L’Italie s’effondre pendant que les politiciens s’empoignent sur Brexit.

Sous cette page de couverture de « The Economist » de ce vendredi la légende est sans ambiguïté: la crise des banques italiennes sera la prochaine crise européenne. Pas le Brexit. Les lecteurs de ce blog ne seront pas surpris du nombre d’interventions sur le thème de l’effondrement économique et financier de l’Italie. Cette inquiétude récurrente vise à la fois la santé des banques et l’endettement souverain du pays. Ni Berlusconi, ni Letti, ni Monti, ni Renzi n’ont réussi a juguler la gangrene.

Depuis mars 2011, j’ai eu l’occasion de préciser  ces inquiétudes a de nombreux dirigeants européens et lors d’interventions publiques. Elles reviennent au-devant de la scène à travers une crise qui a forcé le gouvernement italien d’intervenir en infraction de la loi européenne pour sauver des institutions financières au bord de la faillite. En urgence, une autorisation de financement de six mois a été décidée, alors que la Commission mettait l’Espagne et le Portugal à l’amende.

La Banque Centrale Européenne regorge de titres italiens

Si la situation ne s’est pas détériorée aussi vite que prévu, c’est grâce -ou à cause des-interventions de la Banque Centrale Européenne. Nul ne sera surpris que la BCE ait déployé des moyens extraordinaires pour soutenir l’Italie.  C’est d’autant plus dramatique que la dette de la péninsule est à plus de 132 % du PIB pour un montant de 2.300 milliards d’euros. Pour information, la dette grecque est un probleme de 170% et de 300 millions.

ecb balance sheet

On ne pouvait ignorer la gravité de la situation.
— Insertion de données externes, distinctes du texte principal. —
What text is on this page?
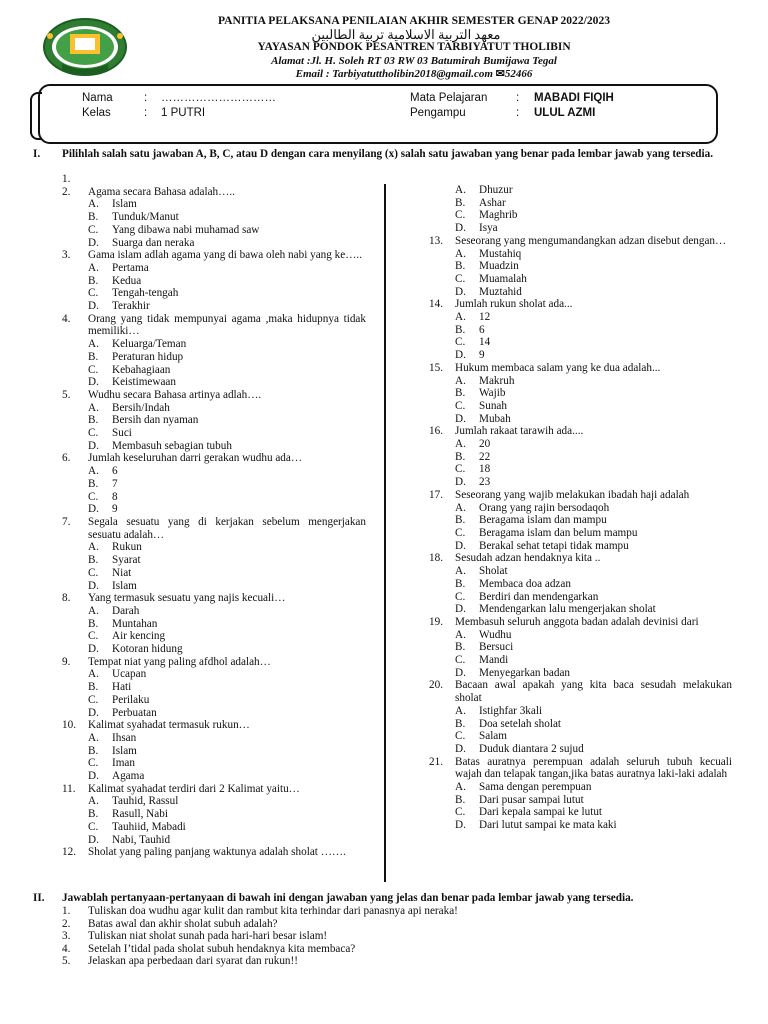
PANITIA PELAKSANA PENILAIAN AKHIR SEMESTER GENAP 2022/2023
معهد التربية الاسلامية تربية الطالبين
YAYASAN PONDOK PESANTREN TARBIYATUT THOLIBIN
Alamat :Jl. H. Soleh RT 03 RW 03 Batumirah Bumijawa Tegal
Email : Tarbiyatuttholibin2018@gmail.com ✉52466
Nama	: …………………………
Kelas	: 1 PUTRI
Mata Pelajaran : MABADI FIQIH
Pengampu	: ULUL AZMI
I. Pilihlah salah satu jawaban A, B, C, atau D dengan cara menyilang (x) salah satu jawaban yang benar pada lembar jawab yang tersedia.
1.
2.	Agama secara Bahasa adalah…..
A.	Islam
B.	Tunduk/Manut
C.	Yang dibawa nabi muhamad saw
D.	Suarga dan neraka
3.	Gama islam adlah agama yang di bawa oleh nabi yang ke…..
A.	Pertama
B.	Kedua
C.	Tengah-tengah
D.	Terakhir
4.	Orang yang tidak mempunyai agama ,maka hidupnya tidak memiliki…
A.	Keluarga/Teman
B.	Peraturan hidup
C.	Kebahagiaan
D.	Keistimewaan
5.	Wudhu secara Bahasa artinya adlah….
A.	Bersih/Indah
B.	Bersih dan nyaman
C.	Suci
D.	Membasuh sebagian tubuh
6.	Jumlah keseluruhan darri gerakan wudhu ada…
A.	6
B.	7
C.	8
D.	9
7.	Segala sesuatu yang di kerjakan sebelum mengerjakan sesuatu adalah…
A.	Rukun
B.	Syarat
C.	Niat
D.	Islam
8.	Yang termasuk sesuatu yang najis kecuali…
A.	Darah
B.	Muntahan
C.	Air kencing
D.	Kotoran hidung
9.	Tempat niat yang paling afdhol adalah…
A.	Ucapan
B.	Hati
C.	Perilaku
D.	Perbuatan
10.	Kalimat syahadat termasuk rukun…
A.	Ihsan
B.	Islam
C.	Iman
D.	Agama
11.	Kalimat syahadat terdiri dari 2 Kalimat yaitu…
A.	Tauhid, Rassul
B.	Rasull, Nabi
C.	Tauhiid, Mabadi
D.	Nabi, Tauhid
12.	Sholat yang paling panjang waktunya adalah sholat …….
A.	Dhuzur
B.	Ashar
C.	Maghrib
D.	Isya
13.	Seseorang yang mengumandangkan adzan disebut dengan…
A.	Mustahiq
B.	Muadzin
C.	Muamalah
D.	Muztahid
14.	Jumlah rukun sholat ada...
A.	12
B.	6
C.	14
D.	9
15.	Hukum membaca salam yang ke dua adalah...
A.	Makruh
B.	Wajib
C.	Sunah
D.	Mubah
16.	Jumlah rakaat tarawih ada....
A.	20
B.	22
C.	18
D.	23
17.	Seseorang yang wajib melakukan ibadah haji adalah
A.	Orang yang rajin bersodaqoh
B.	Beragama islam dan mampu
C.	Beragama islam dan belum mampu
D.	Berakal sehat tetapi tidak mampu
18.	Sesudah adzan hendaknya kita ..
A.	Sholat
B.	Membaca doa adzan
C.	Berdiri dan mendengarkan
D.	Mendengarkan lalu mengerjakan sholat
19.	Membasuh seluruh anggota badan adalah devinisi dari
A.	Wudhu
B.	Bersuci
C.	Mandi
D.	Menyegarkan badan
20.	Bacaan awal apakah yang kita baca sesudah melakukan sholat
A.	Istighfar 3kali
B.	Doa setelah sholat
C.	Salam
D.	Duduk diantara 2 sujud
21.	Batas auratnya perempuan adalah seluruh tubuh kecuali wajah dan telapak tangan,jika batas auratnya laki-laki adalah
A.	Sama dengan perempuan
B.	Dari pusar sampai lutut
C.	Dari kepala sampai ke lutut
D.	Dari lutut sampai ke mata kaki
II. Jawablah pertanyaan-pertanyaan di bawah ini dengan jawaban yang jelas dan benar pada lembar jawab yang tersedia.
1.	Tuliskan doa wudhu agar kulit dan rambut kita terhindar dari panasnya api neraka!
2.	Batas awal dan akhir sholat subuh adalah?
3.	Tuliskan niat sholat sunah pada hari-hari besar islam!
4.	Setelah I’tidal pada sholat subuh hendaknya kita membaca?
5.	Jelaskan apa perbedaan dari syarat dan rukun!!
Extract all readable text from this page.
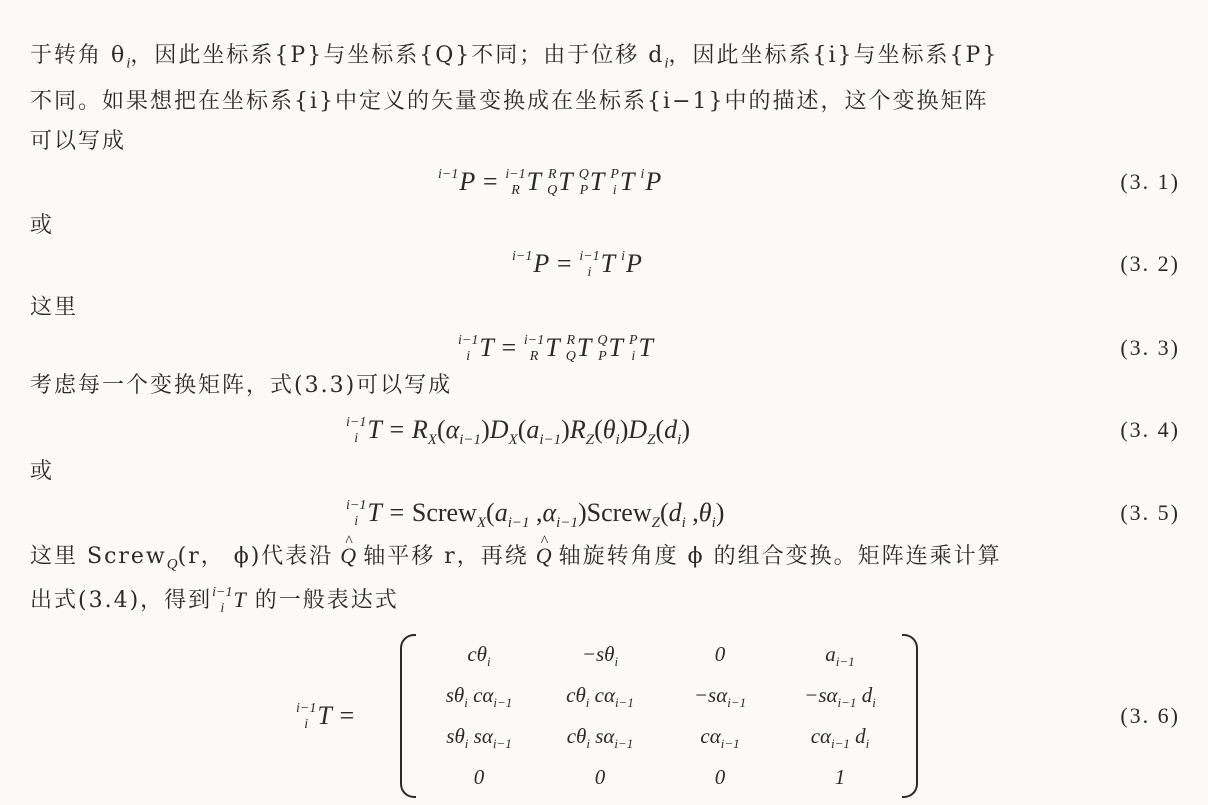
于转角 $\theta_i$，因此坐标系{P}与坐标系{Q}不同；由于位移 $d_i$，因此坐标系{i}与坐标系{P}
不同。如果想把在坐标系{i}中定义的矢量变换成在坐标系{i−1}中的描述，这个变换矩阵
可以写成
i−1 P = i−1
R T R
Q T Q
P T P
i T i P	(3. 1)
或
i−1 P = i−1
i T i P	(3. 2)
这里
i−1
i T = i−1
R T R
Q T Q
P T P
i T	(3. 3)
考虑每一个变换矩阵，式(3.3)可以写成
i−1
i $T = R_X(\alpha_{i-1})D_X(a_{i-1})R_Z(\theta_i)D_Z(d_i)$	(3. 4)
或
i−1
i $T = Screw_X(a_{i-1}$ $,\alpha_{i-1})Screw_Z(d_i$ $,\theta_i$)	(3. 5)
这里 Screw$_Q$(r， ϕ)代表沿 ^ Q 轴平移 r，再绕 ^ Q 轴旋转角度 ϕ 的组合变换。矩阵连乘计算
出式(3.4)，得到 i−1
i T 的一般表达式
i−1
i T =
$c\theta_i$	$-s\theta_i$	0	$a_{i-1}$
$s\theta_i$ $c\alpha_{i-1}$	$c\theta_i$ $c\alpha_{i-1}$	$-s\alpha_{i-1}$	$-s\alpha_{i-1}$ $d_i$
$s\theta_i$ $s\alpha_{i-1}$	$c\theta_i$ $s\alpha_{i-1}$	$c\alpha_{i-1}$	$c\alpha_{i-1}$ $d_i$
0	0	0	1
(3. 6)
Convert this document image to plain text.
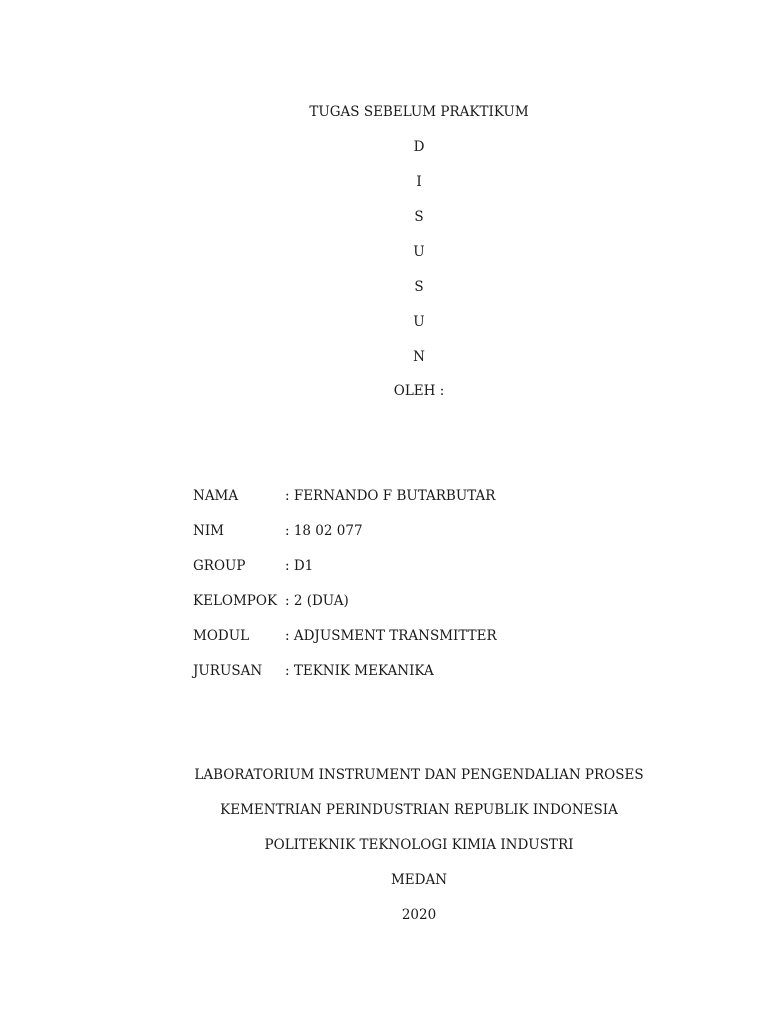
TUGAS SEBELUM PRAKTIKUM
D
I
S
U
S
U
N
OLEH :
NAMA	: FERNANDO F BUTARBUTAR
NIM	: 18 02 077
GROUP	: D1
KELOMPOK : 2 (DUA)
MODUL	: ADJUSMENT TRANSMITTER
JURUSAN : TEKNIK MEKANIKA
LABORATORIUM INSTRUMENT DAN PENGENDALIAN PROSES
KEMENTRIAN PERINDUSTRIAN REPUBLIK INDONESIA
POLITEKNIK TEKNOLOGI KIMIA INDUSTRI
MEDAN
2020
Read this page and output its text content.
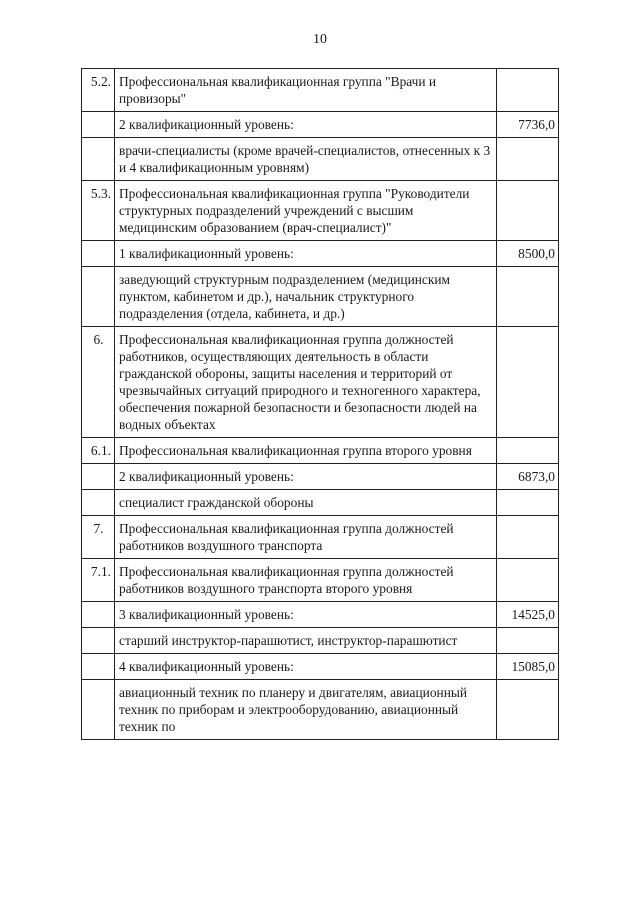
10
5.2.	Профессиональная квалификационная группа "Врачи и провизоры"	
	2 квалификационный уровень:	7736,0
	врачи-специалисты (кроме врачей-специалистов, отнесенных к 3 и 4 квалификационным уровням)	
5.3.	Профессиональная квалификационная группа "Руководители структурных подразделений учреждений с высшим медицинским образованием (врач-специалист)"	
	1 квалификационный уровень:	8500,0
	заведующий структурным подразделением (медицинским пунктом, кабинетом и др.), начальник структурного подразделения (отдела, кабинета, и др.)	
6.	Профессиональная квалификационная группа должностей работников, осуществляющих деятельность в области гражданской обороны, защиты населения и территорий от чрезвычайных ситуаций природного и техногенного характера, обеспечения пожарной безопасности и безопасности людей на водных объектах	
6.1.	Профессиональная квалификационная группа второго уровня	
	2 квалификационный уровень:	6873,0
	специалист гражданской обороны	
7.	Профессиональная квалификационная группа должностей работников воздушного транспорта	
7.1.	Профессиональная квалификационная группа должностей работников воздушного транспорта второго уровня	
	3 квалификационный уровень:	14525,0
	старший инструктор-парашютист, инструктор-парашютист	
	4 квалификационный уровень:	15085,0
	авиационный техник по планеру и двигателям, авиационный техник по приборам и электрооборудованию, авиационный техник по	
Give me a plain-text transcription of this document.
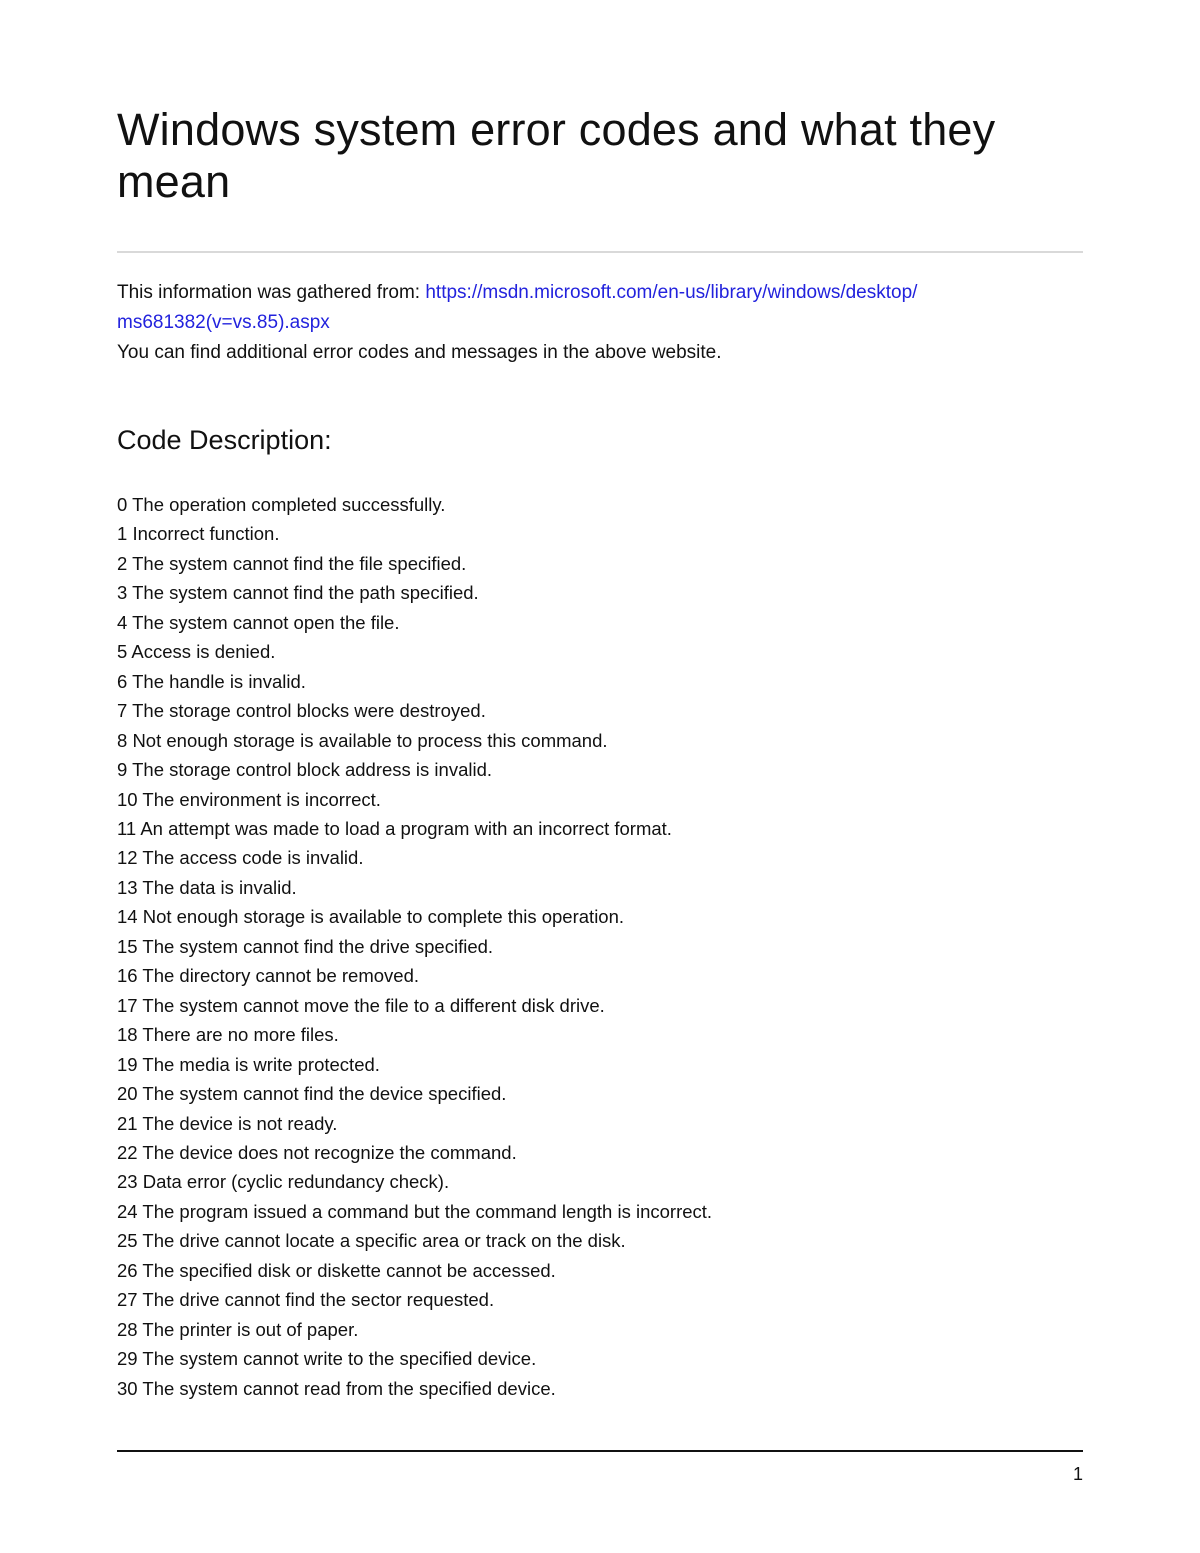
Windows system error codes and what they mean

This information was gathered from: https://msdn.microsoft.com/en-us/library/windows/desktop/
ms681382(v=vs.85).aspx

You can find additional error codes and messages in the above website.

Code Description:
0 The operation completed successfully.
1 Incorrect function.
2 The system cannot find the file specified.
3 The system cannot find the path specified.
4 The system cannot open the file.
5 Access is denied.
6 The handle is invalid.
7 The storage control blocks were destroyed.
8 Not enough storage is available to process this command.
9 The storage control block address is invalid.
10 The environment is incorrect.
11 An attempt was made to load a program with an incorrect format.
12 The access code is invalid.
13 The data is invalid.
14 Not enough storage is available to complete this operation.
15 The system cannot find the drive specified.
16 The directory cannot be removed.
17 The system cannot move the file to a different disk drive.
18 There are no more files.
19 The media is write protected.
20 The system cannot find the device specified.
21 The device is not ready.
22 The device does not recognize the command.
23 Data error (cyclic redundancy check).
24 The program issued a command but the command length is incorrect.
25 The drive cannot locate a specific area or track on the disk.
26 The specified disk or diskette cannot be accessed.
27 The drive cannot find the sector requested.
28 The printer is out of paper.
29 The system cannot write to the specified device.
30 The system cannot read from the specified device.
1
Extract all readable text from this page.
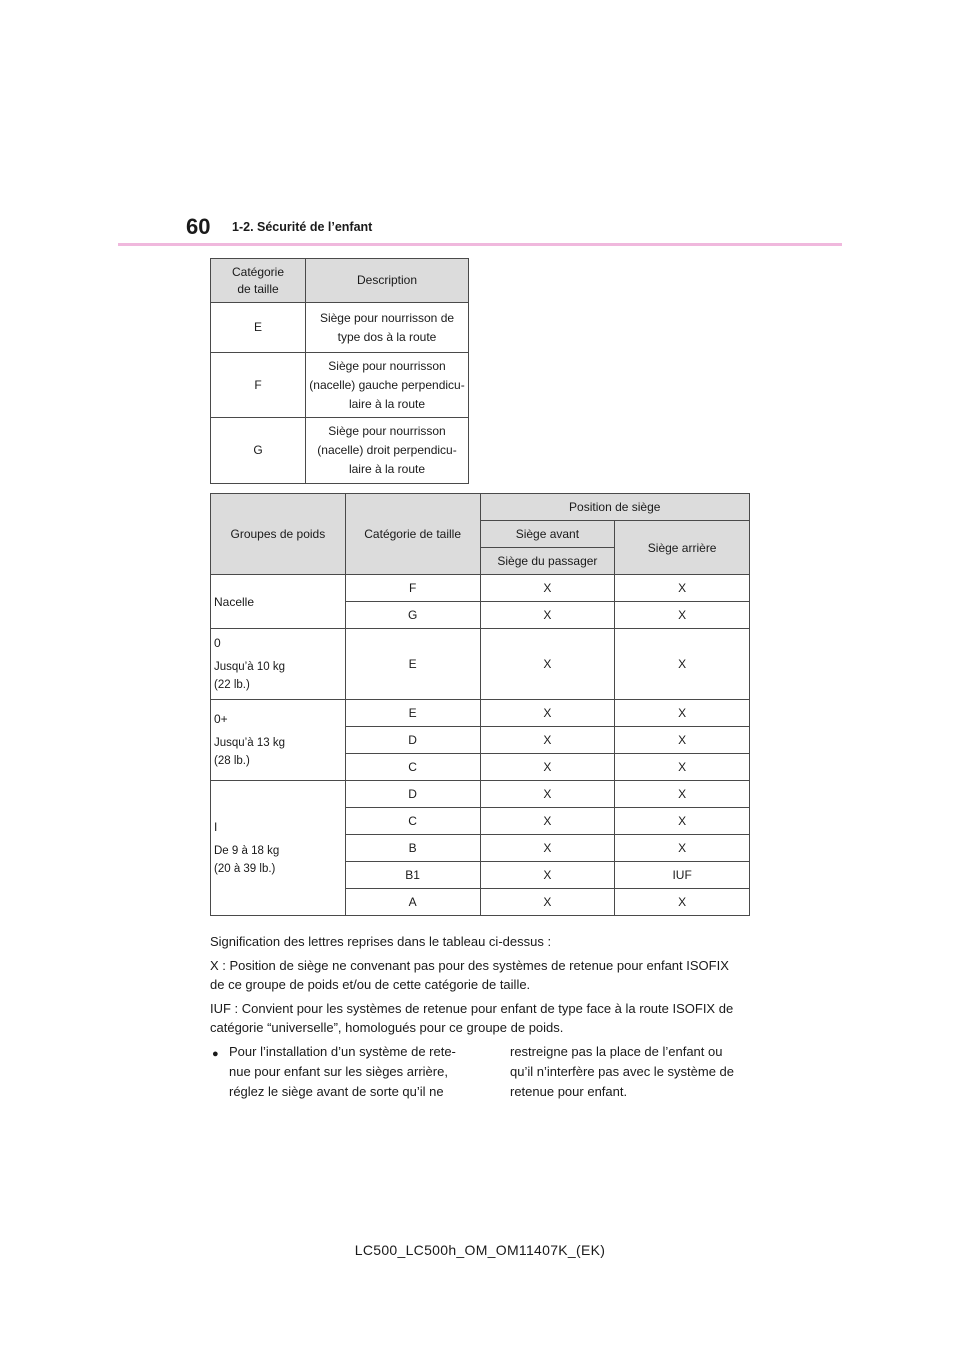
60 1-2. Sécurité de l’enfant
Catégorie de taille	Description
E	Siège pour nourrisson de
type dos à la route

F	Siège pour nourrisson
(nacelle) gauche perpendicu-
laire à la route

G	Siège pour nourrisson
(nacelle) droit perpendicu-
laire à la route
Groupes de poids	Catégorie de taille	Position de siège	
		Siège avant	Siège arrière
		Siège du passager	

Nacelle	F	X	X
	G	X	X

0
Jusqu’à 10 kg
(22 lb.)	E	X	X

0+
Jusqu’à 13 kg
(28 lb.)	E	X	X
	D	X	X
	C	X	X

I
De 9 à 18 kg
(20 à 39 lb.)	D	X	X
	C	X	X
	B	X	X
	B1	X	IUF
	A	X	X
Signification des lettres reprises dans le tableau ci-dessus :
X : Position de siège ne convenant pas pour des systèmes de retenue pour enfant ISOFIX
de ce groupe de poids et/ou de cette catégorie de taille.
IUF : Convient pour les systèmes de retenue pour enfant de type face à la route ISOFIX de
catégorie “universelle”, homologués pour ce groupe de poids.
● Pour l’installation d’un système de rete-
nue pour enfant sur les sièges arrière,
réglez le siège avant de sorte qu’il ne
restreigne pas la place de l’enfant ou
qu’il n’interfère pas avec le système de
retenue pour enfant.
LC500_LC500h_OM_OM11407K_(EK)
Or les banques italiennes ont un pourcentage de dette souveraine qui atteint de telles proportions que la demande de la commission de limiter l’encours de dette souveraine propre des banques a été rejetée par le véto du premier Ministre italien, Matteo Renzi. La limite était de 10% des actifs des banques et l’Italie est à 10,4% auxquels il faudrait ajouter les 7% de risques souverains. On se sert avant d’assurer la stabilité financière des banques: a 1,43% pour dix ans, les obligations italiennes sont subsidées d’au moins 3%.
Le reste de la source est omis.